Dictionnaire des proverbes (Quitard)/cheminée
cheminée. — Il faut faire une croix à la cheminée.
C’est ce qu’on dit à la vue d’un événement agréable et inattendu, particulièrement quand on voit venir dans une maison une personne qui n’y avait point paru depuis longtemps, et qui y était désirée. Les Italiens disent qu’il faut faire une croix avec un charbon blanc, Segnare col carbon bianco, pour faire ressortir la rareté du fait par la rareté du signe.
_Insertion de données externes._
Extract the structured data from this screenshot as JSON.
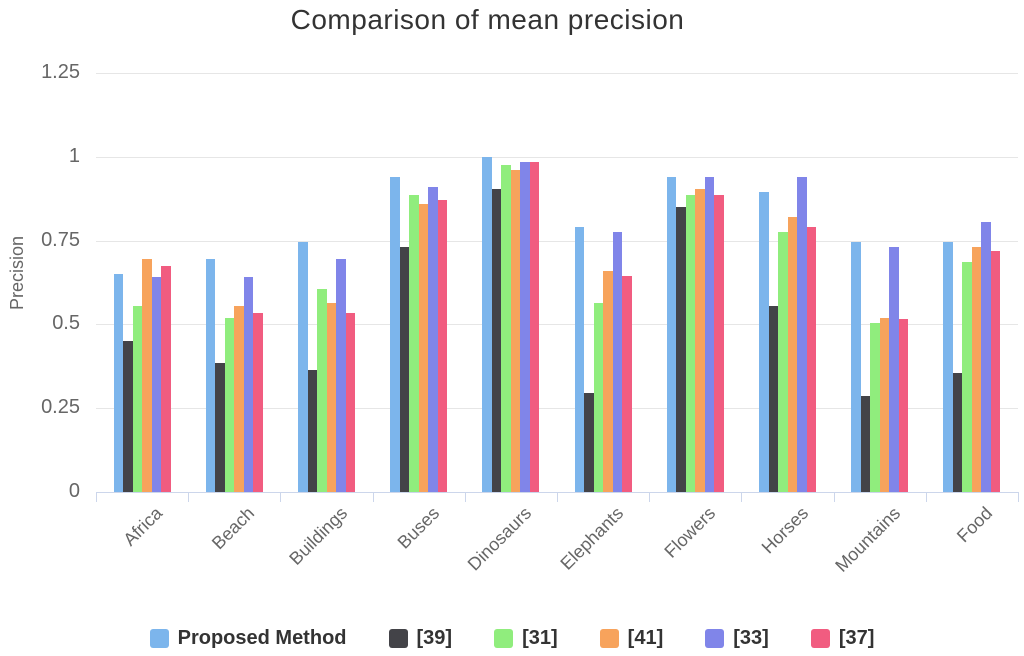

L’abbé Tuet conjecture qu’on a écrit primitivement, Mettre la croye à la cheminée, et que ce mot croye, qui signifie craie, a été remplacé, dans la suite, par le mot croix. Mais il semble que nos dévots aïeux ont dû penser plutôt au signe du christianisme qu’ils étaient habitués à tracer partout et en toute occasion. Quoi qu’il en soit, la cheminée choisie pour recevoir la croix ou la craie, donne à entendre qu’il s’agit d’un événement agréable marqué par des traits blancs, les plus apparents de tous, sur un mur noirci par la fumée. Ainsi notre expression correspond exactement pour le sens à l’expression latine, Dies albo notanda lapillo, jour digne d’être marqué par une pierre blanche. Ce qui est une allusion à l’usage pratiqué chez les Thraces et les Crétois, de noter les jours heureux par des cailloux blancs et les jours malheureux par des cailloux noirs.
Se chauffer à la cheminée du roi Réné.
C’est se chauffer au soleil, ou, comme on dit encore : Se chauffer aux dépens du bon Dieu. — Le roi Réné, forcé de renoncer à la couronne de Sicile, revint gouverner paisiblement son comté de Provence, où il vécut au milieu de ses sujets comme un père au milieu de ses enfants. On le voyait presque tous les jours, en hiver, environné de bourgeois et de gens du peuple, faire sa promenade dans les endroits abrités contre le vent du mistral ou du mistrau, et prendre sa place au soleil à côté d’eux pour se pénétrer de ses rayons. Ce qui donna lieu à l’expression très usitée chez les Provençaux, Se chauffer à la cheminée du roi Réné.